- Greetings: How ya doin'? It's been too long. Yo...your ass looks terrific in that dress.
- Japan: Yup, we're going. To say I'm reallyfuckingexcited doesn't even cover a tenth of what I'm feeling. Not only is this a lifetime destination sort of thing, but I'd also like to think of it as my first true grown-ass man vacation. The cross-border jaunts Sarah and I have made over the past few years were as natural as breathing; visiting the U.S. is like spending some time with a neighbour that has a cool-ass candy dish. This here is a life-changing excursion, complete with a real deal, limit-testing, major leg cramp, over-the-ocean flight. My glee, to say the absolute least, is off the charts. How would you chart something like that, anyway?
Much like a kid trying to steal peeks at a Christmas present, I've been multiplying my anticipation by searching Flickr for photos of Japanese Sevs, Freshness Burger, and anything Mister Donut-related.
I'd like to take this moment to shout out my man Steve St. Louis, his lovely wife Hiroe, and my homie Jason Lapayre for their help in making this happen. And of course, my beautiful wife for doing...well, everything. This couldn't have got off the ground without you, lady.
I'm not lying to y'all: I fucking need this vacation.
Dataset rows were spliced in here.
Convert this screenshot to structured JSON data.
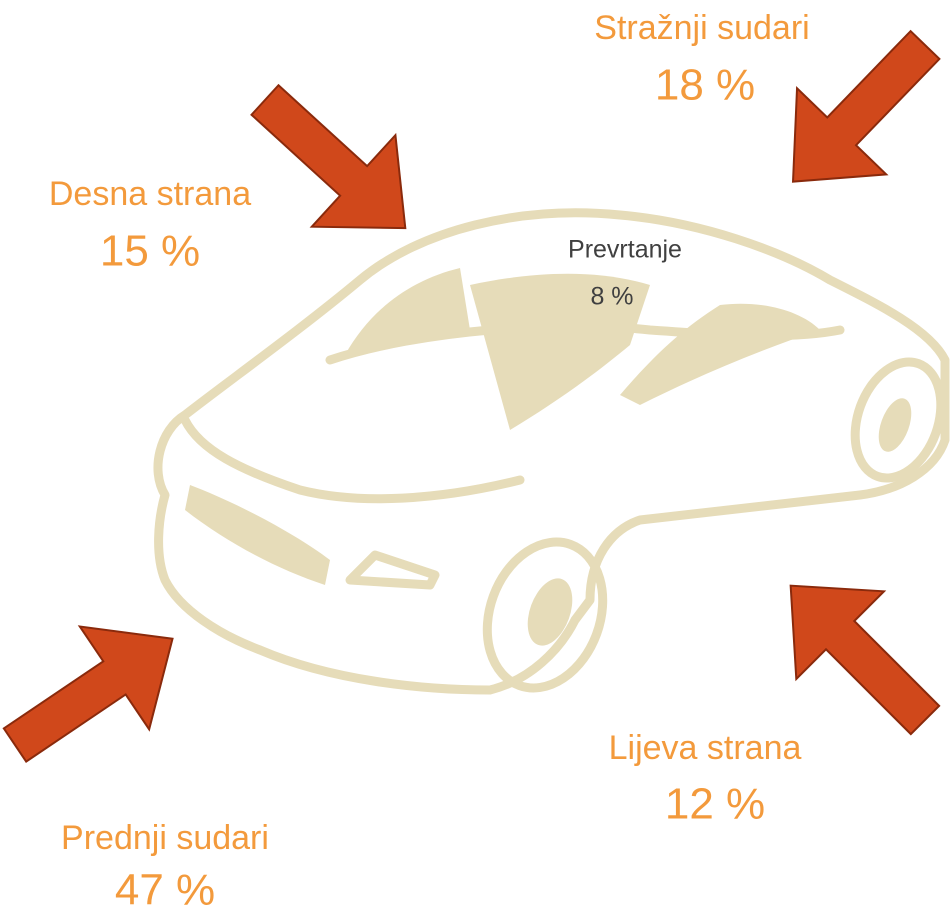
{
  "callouts": [
    {
      "label": "Stražnji sudari",
      "value": "18 %"
    },
    {
      "label": "Desna strana",
      "value": "15 %"
    },
    {
      "label": "Prevrtanje",
      "value": "8 %"
    },
    {
      "label": "Lijeva strana",
      "value": "12 %"
    },
    {
      "label": "Prednji sudari",
      "value": "47 %"
    }
  ]
}
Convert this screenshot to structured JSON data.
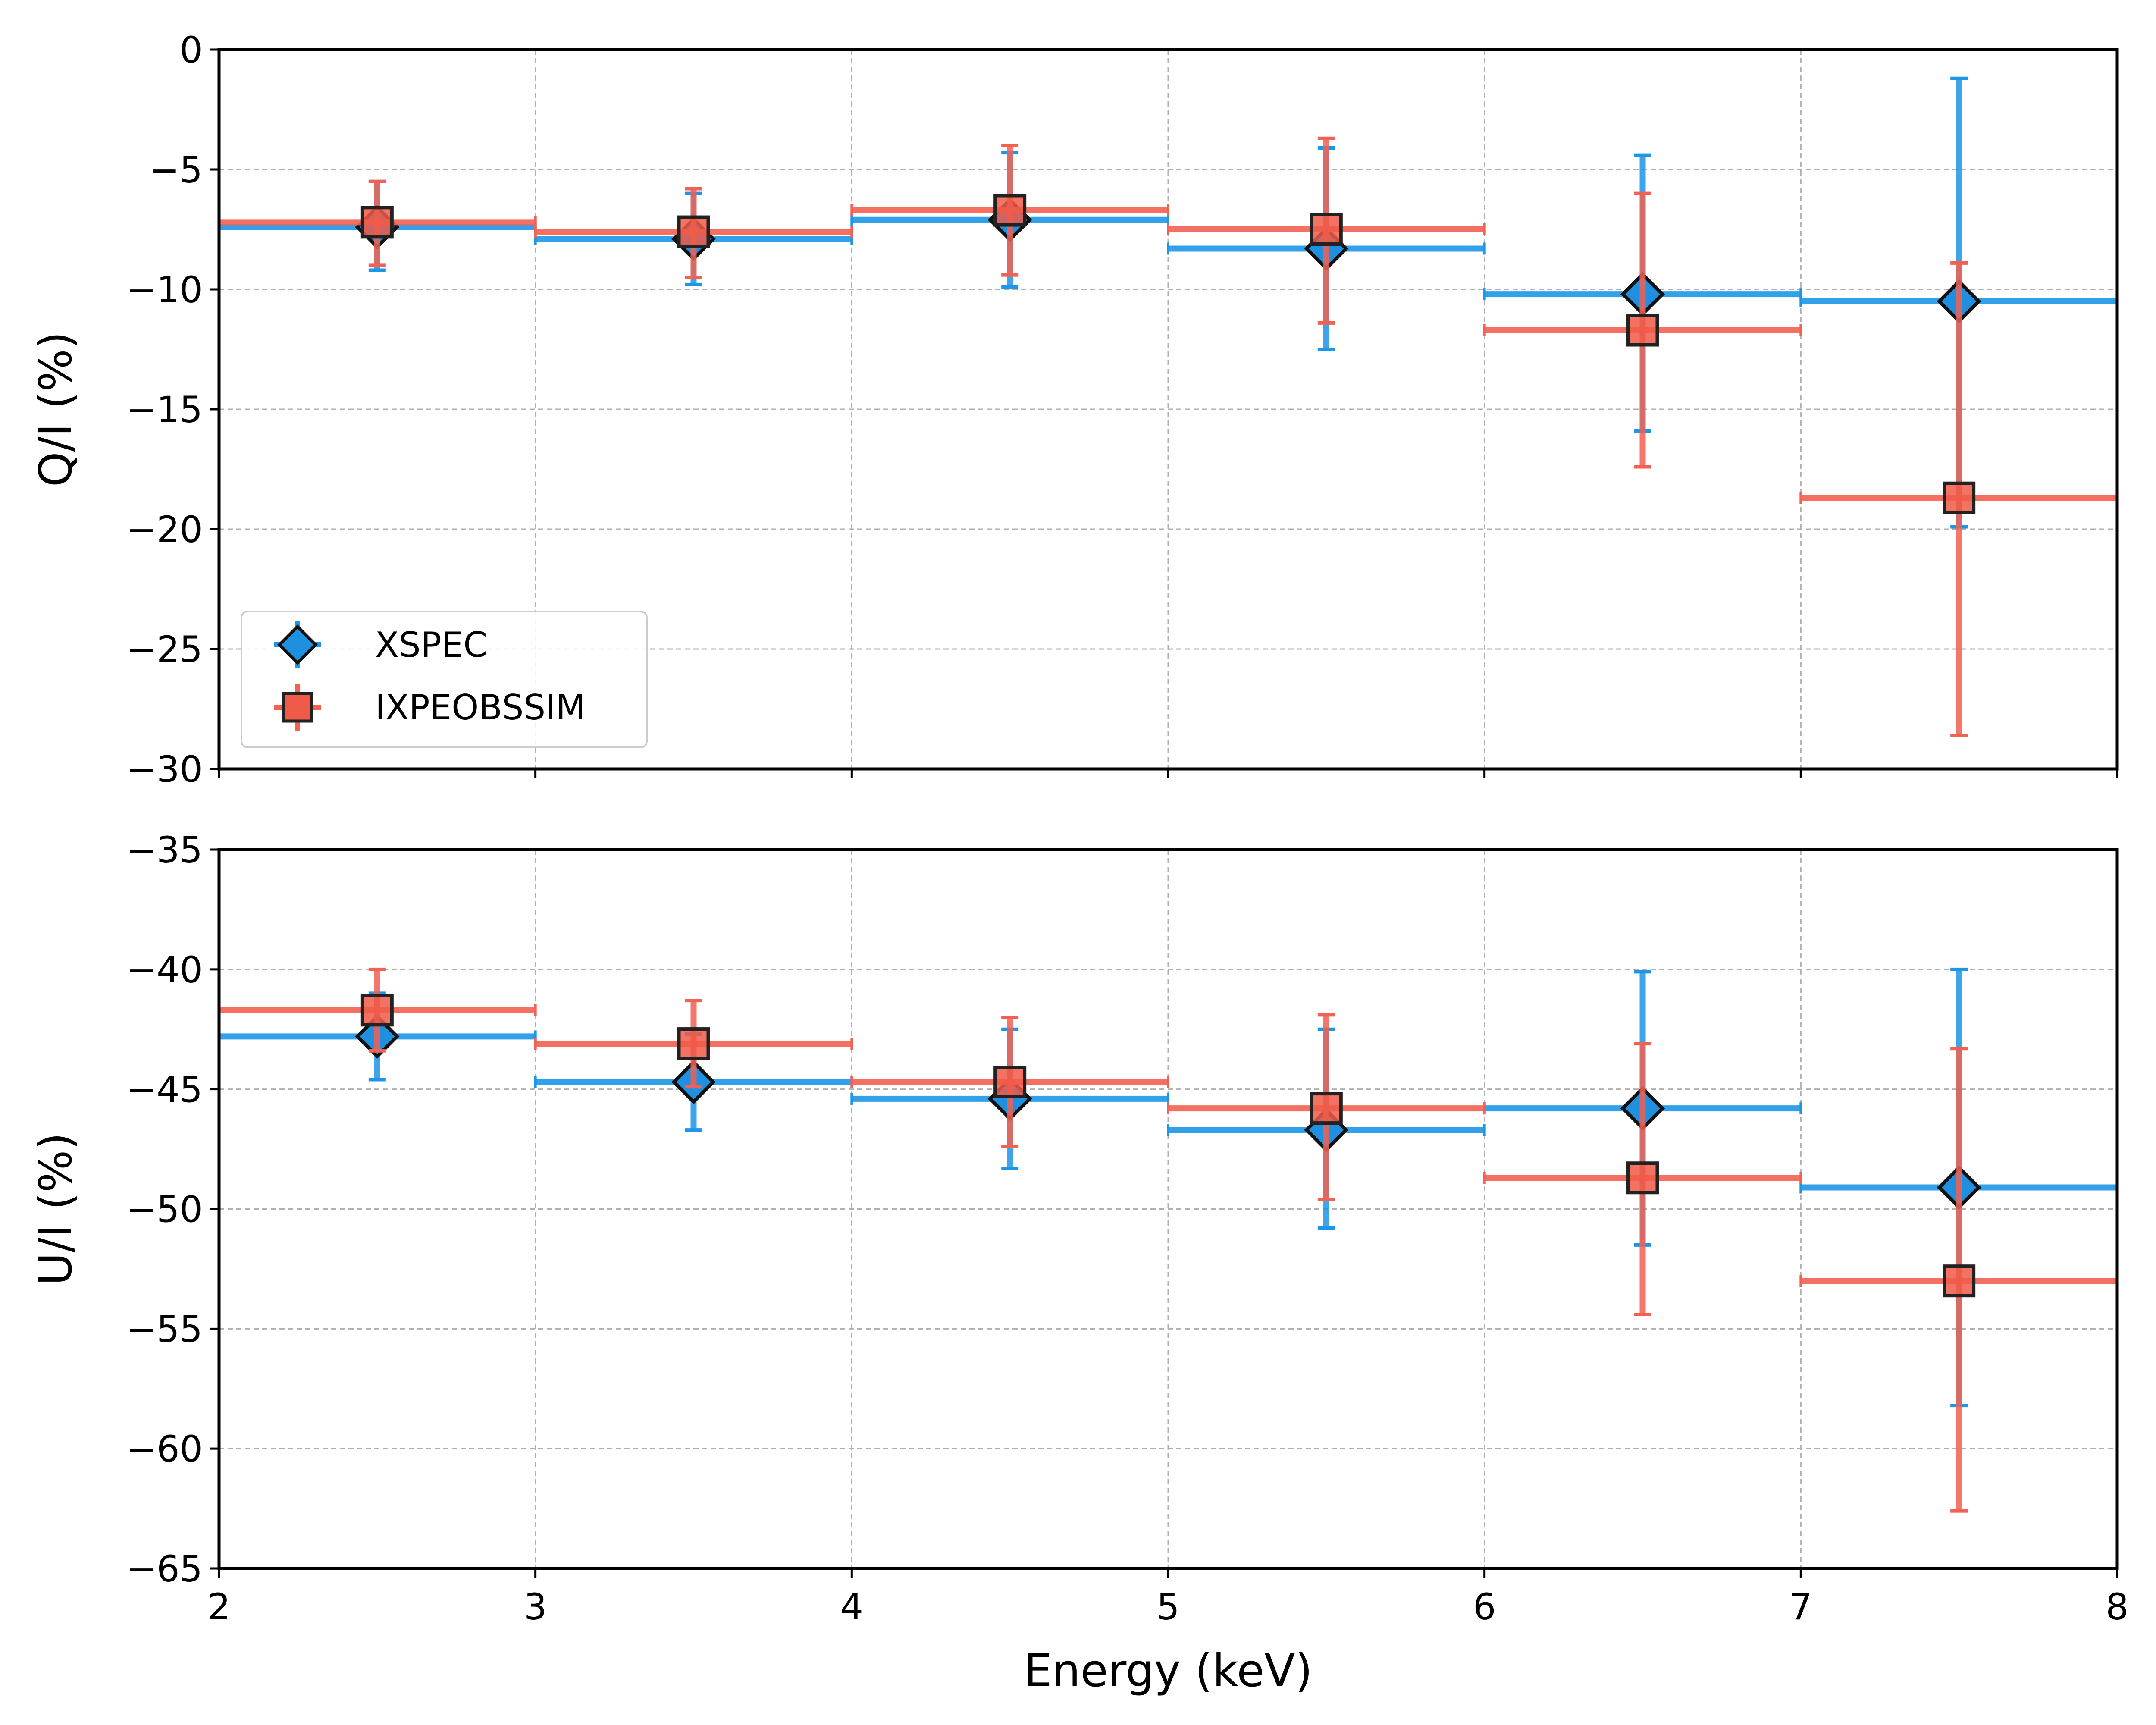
{
  "chart_data": {
    "type": "scatter",
    "shared_x": {
      "label": "Energy (keV)",
      "range": [
        2,
        8
      ],
      "ticks": [
        2,
        3,
        4,
        5,
        6,
        7,
        8
      ],
      "tick_labels": [
        "2",
        "3",
        "4",
        "5",
        "6",
        "7",
        "8"
      ]
    },
    "legend": {
      "location": "lower-left of top panel",
      "entries": [
        {
          "name": "XSPEC",
          "marker": "diamond"
        },
        {
          "name": "IXPEOBSSIM",
          "marker": "square"
        }
      ]
    },
    "colors": {
      "xspec_fill": "#1f90e0",
      "xspec_bar": "#1e96e8",
      "ixpe_fill": "#f05a48",
      "ixpe_bar": "#f26152",
      "grid": "#b0b0b0",
      "axes": "#000000"
    },
    "panels": [
      {
        "ylabel": "Q/I (%)",
        "ylim": [
          -30,
          0
        ],
        "yticks": [
          0,
          -5,
          -10,
          -15,
          -20,
          -25,
          -30
        ],
        "ytick_labels": [
          "0",
          "−5",
          "−10",
          "−15",
          "−20",
          "−25",
          "−30"
        ],
        "show_x_tick_labels": false,
        "series": [
          {
            "name": "XSPEC",
            "x": [
              2.5,
              3.5,
              4.5,
              5.5,
              6.5,
              7.5
            ],
            "xerr": 0.5,
            "y": [
              -7.4,
              -7.9,
              -7.1,
              -8.3,
              -10.2,
              -10.5
            ],
            "ylow": [
              -9.2,
              -9.8,
              -9.9,
              -12.5,
              -15.9,
              -19.9
            ],
            "yhigh": [
              -5.5,
              -6.0,
              -4.3,
              -4.1,
              -4.4,
              -1.2
            ]
          },
          {
            "name": "IXPEOBSSIM",
            "x": [
              2.5,
              3.5,
              4.5,
              5.5,
              6.5,
              7.5
            ],
            "xerr": 0.5,
            "y": [
              -7.2,
              -7.6,
              -6.7,
              -7.5,
              -11.7,
              -18.7
            ],
            "ylow": [
              -9.0,
              -9.5,
              -9.4,
              -11.4,
              -17.4,
              -28.6
            ],
            "yhigh": [
              -5.5,
              -5.8,
              -4.0,
              -3.7,
              -6.0,
              -8.9
            ]
          }
        ]
      },
      {
        "ylabel": "U/I (%)",
        "ylim": [
          -65,
          -35
        ],
        "yticks": [
          -35,
          -40,
          -45,
          -50,
          -55,
          -60,
          -65
        ],
        "ytick_labels": [
          "−35",
          "−40",
          "−45",
          "−50",
          "−55",
          "−60",
          "−65"
        ],
        "show_x_tick_labels": true,
        "series": [
          {
            "name": "XSPEC",
            "x": [
              2.5,
              3.5,
              4.5,
              5.5,
              6.5,
              7.5
            ],
            "xerr": 0.5,
            "y": [
              -42.8,
              -44.7,
              -45.4,
              -46.7,
              -45.8,
              -49.1
            ],
            "ylow": [
              -44.6,
              -46.7,
              -48.3,
              -50.8,
              -51.5,
              -58.2
            ],
            "yhigh": [
              -41.0,
              -42.7,
              -42.5,
              -42.5,
              -40.1,
              -40.0
            ]
          },
          {
            "name": "IXPEOBSSIM",
            "x": [
              2.5,
              3.5,
              4.5,
              5.5,
              6.5,
              7.5
            ],
            "xerr": 0.5,
            "y": [
              -41.7,
              -43.1,
              -44.7,
              -45.8,
              -48.7,
              -53.0
            ],
            "ylow": [
              -43.4,
              -44.9,
              -47.4,
              -49.6,
              -54.4,
              -62.6
            ],
            "yhigh": [
              -40.0,
              -41.3,
              -42.0,
              -41.9,
              -43.1,
              -43.3
            ]
          }
        ]
      }
    ]
  }
}
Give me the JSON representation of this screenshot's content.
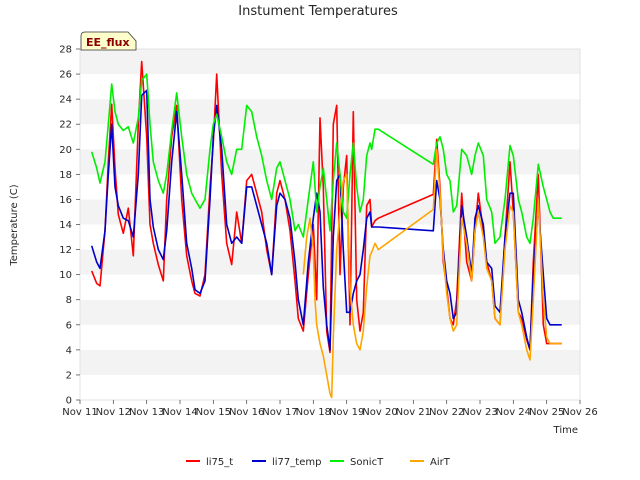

I'm spent mentally and creatively, and I'm confident that this will be a life-changing and invigorating experience, even though I'm trying not to put any emphasis on that.
- Joel Plaskett: I was just thinking – does anyone hate this dude? I mean, I certainly don't, but I find that folks who might really dislike him aren't very vocal. Truthfully, I haven't looked for any Plaskett dissent, because life is too short, and I'd rather look at naked women. Plus, I think such a pursuit would be fruitless. I assume a typical list of Joel-hater gripes would go like this:
- The CBC (especially Radio 3) has been all up on his dick from day one.
- That's it.
Rather pathetic, eh? And that's definitely not a knock on The Corp. I figure they just know a good thing when they see it. He's just a charming dude that combines pop hooks, folky moments, and "arena rock" (a carry-over from his Thrush Hermit days) into one accessible package. Maybe that's his actual crime: being so damn accessible. But really, what's wrong with appealing to a lot of people? But of course, Nickelback appeal to a lot of people, and...y'know, let's just not fucking go there.
For the record, I really didn't have a point to any of this.
- Google Street View: I love this. Why it took me so long to get into using it, I'll never know. Without it, I'd never be able to visualize which Sev is closest to our Tokyo hotel.
- Rebel. Gonna take this with me. Need to get a bag for it. I oughta take it out and use it, too.